Education Suffers on Both Sides of Divided Aleppo
War has cast its dark shadow over the education system in Aleppo for more than three years now. Learning has become difficult for children living on either side of the lines, in areas held by the regime and its opponents.
Shelling has destroyed many schools, and hundreds of teachers have fled the country.
An estimated 90,000 students in rebel-held parts of this divided city attend lessons as the planes circle and bombs fall. The schools have very few resources, and their teachers are unqualified volunteers. For lack of any alternative, the government curriculum is still used.
According to a survey carried out by the Assembly of Free Engineers in Aleppo, 77 schools in some 17 rebel-held neighbourhoods have been damaged by shelling. Another survey, this one carried out by the Free Aleppo Council’s department of education, suggests that over 40 per cent of all schools have been shelled by government forces.
In the Amro bin al-Ass school in Old Aleppo, children persevere with their lessons in spite of the lack of heating to fend off the biting cold.
Ali, a teacher at the school, told Damascus Bureau about the challenges of working in a rebel-held area.

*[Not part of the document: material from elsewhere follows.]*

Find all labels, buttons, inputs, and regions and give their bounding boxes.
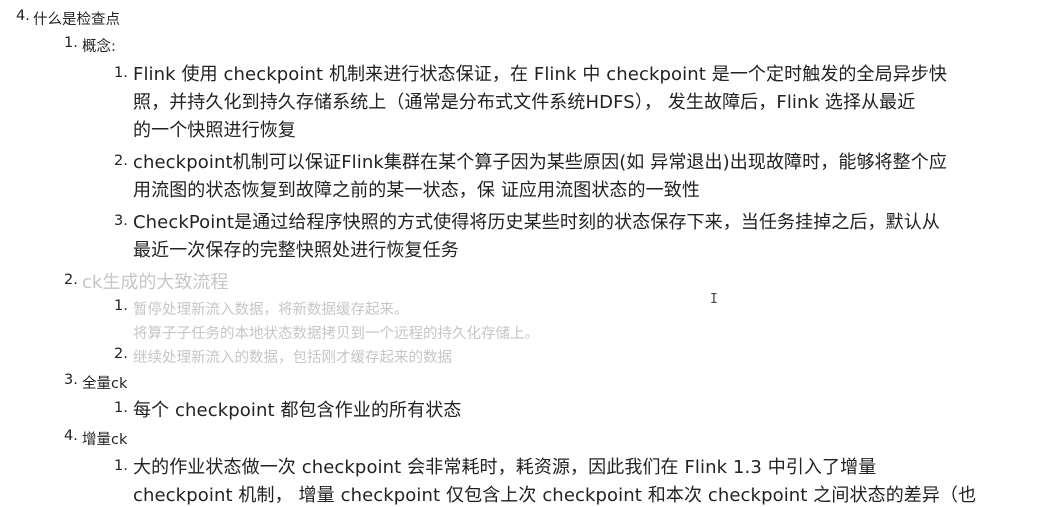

“We face a fundamental problem with the curriculum as we are still teaching the students a syllabus set by the regime, although we’ve eliminated the programme of nationalist education which brags about the regime’s imagined heroism, and couldn’t be further from the subject of Arab nationalism,” he said. “We also have a serious shortage of textbooks. For example, there are pupils at one school in the Mashhad neighbourhood who haven’t received any books yet, even though the academic year is nearly over. Obtaining books varies from one school to another.”
Teacher’s salaries are barely enough to get by on. But Ali views his work as a matter of integrity, as be believes education must continue despite the countless challenges.
The school principal, Mohammad Shabib, said that in the absence of formal financial support, most of the funding on offer comes with strings attached – religious and social ideologies.
Given the situation, Shabib says, “the results are quite acceptable given our modest means”.
“Last year, the results of the students applying for their secondary school certificates were quite good,” he added. “Even those who took their formal exams in regime-controlled areas got really good marks.”
Shabib lists the biggest challenges as the constant danger of barrel bombs dropped by government aircraft, the shortage of teaching materials for certain essential subjects like ninth-grade history, and the lack of specialist teachers. This last concern is a result of the meagre pay, which amounts to barely over one US dollar per lesson.
Shabib hopes that if schools gradually begin receiving financial support from the opposition administration’s education department, qualified teachers able to teach a more modern curriculum might return.
As for the pupils, their biggest wish is proper heating in the schools, especially for larger classrooms.
Some third-grade students told Damascus Bureau that they wished they received more encouragement from their teachers, because they had great ambitions for their futures. They also expressed hope officials would remember about heating, because they are terribly cold.
Um Mohammad waits at home for her children to arrive from school. Although she is afraid for them because of the barrel bombs, she believes going to school is better than sitting around at home, as it at least offers a basic level of education.
In regime-controlled areas, education officials have managed to rehouse most of the displaced people who have been sheltering in state schools in the city centre since the outbreak of the conflict. This has allowed lessons to resume.
According to one teacher called Jihad, educational standards in state schools are acceptable, as they have textbooks and a surplus of specialist teachers, even if a monthly salary is barely enough to last one week given the staggering inflation and the rising cost of electricity.
Private schools now exist in many Aleppo neighbourhoods like Firqan and Halab al-Jadida. They can hire teachers experienced in delivering the syllabus, and they appeal to both primary and secondary school pupils given the deterioration in state schooling.
Amjad, a secondary school pupil, says his local state school is unable to offer a well-rounded curriculum, and most teachers are unable to teach it properly. That spurred him to enrol at a private school despite the high tuition fees.
The ongoing battle for control of Aleppo has contributed to the decline of an educational system that was already struggling even before the conflict began, and that will see no improvement until the war ends.